Sex and the Kitchen is the personal website of San Francisco chef Andrea Froncillo. Andrea celebrates romance and cooking, encouraging you to slow down and enjoy life’s pleasures - from the foods and flavors that surround you…to the lover you embrace.

Fritto Misto

Fritto misto is an Italian favorite, made by coating vegetable pieces in a light batter and frying them quickly for a light, crunchy snack with a light aioli for dipping. Delightful!

Ingredients: Print Ingredients

• 1/2 cup white flour
• 1/2 cup cornstarch
• 1/2 cup fine grain semolina
• Sea salt
• Freshly ground black pepper
• 2 eggs
• Artichoke hearts
• Zucchini, cut into thin spears
• Maui (sweet) onions, cut into thick rings
• Whole sweet green peas
• Fennel, chopped into rounds
• Green beans, ends snapped off
• Olives, pitted and soaked in water to remove excess salt
• Olive oil for frying
• Lemon wedges
• 1 bunch tarragon, coarsely chopped


Heat the oil in a deep, heavy pan over high heat until it just reaches the smoking point, about 350 degrees.

Mix together the flour, cornstarch and semolina. Season with salt and pepper.

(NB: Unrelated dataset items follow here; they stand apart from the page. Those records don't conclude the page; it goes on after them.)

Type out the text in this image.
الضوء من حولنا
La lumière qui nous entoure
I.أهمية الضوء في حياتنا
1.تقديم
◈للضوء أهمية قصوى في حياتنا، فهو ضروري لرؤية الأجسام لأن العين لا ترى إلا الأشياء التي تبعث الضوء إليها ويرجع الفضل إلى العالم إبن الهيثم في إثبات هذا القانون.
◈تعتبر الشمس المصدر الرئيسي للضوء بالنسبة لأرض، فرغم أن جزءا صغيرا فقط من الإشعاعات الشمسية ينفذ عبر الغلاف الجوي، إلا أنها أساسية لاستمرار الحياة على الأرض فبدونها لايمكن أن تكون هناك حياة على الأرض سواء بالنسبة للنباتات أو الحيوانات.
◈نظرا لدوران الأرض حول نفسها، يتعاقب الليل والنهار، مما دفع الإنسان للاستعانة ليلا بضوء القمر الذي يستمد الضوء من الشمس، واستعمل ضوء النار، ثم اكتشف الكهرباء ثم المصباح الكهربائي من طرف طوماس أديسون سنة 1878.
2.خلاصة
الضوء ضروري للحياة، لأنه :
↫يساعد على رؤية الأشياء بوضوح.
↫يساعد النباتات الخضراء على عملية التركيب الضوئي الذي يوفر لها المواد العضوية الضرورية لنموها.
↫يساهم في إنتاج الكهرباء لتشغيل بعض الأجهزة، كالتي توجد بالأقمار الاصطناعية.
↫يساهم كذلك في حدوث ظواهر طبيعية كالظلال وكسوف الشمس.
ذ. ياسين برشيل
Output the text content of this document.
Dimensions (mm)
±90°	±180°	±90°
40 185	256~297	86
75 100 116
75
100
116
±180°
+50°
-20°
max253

In a separate bowl, beat the eggs together and dip the vegetables into the eggs; then dredge them lightly in the flour mixture, a few pieces at a time. Tap to remove excess. Working in small batches, place pieces in fry basket and plunge into hot oil for 2 to 3 minutes, or until golden brown and crispy. Remove and drain on paper towels.

Arrange on a serving plate. Sprinkle with tarragon. Serve with lemon wedges or lemon aioli (see the web site for recipe).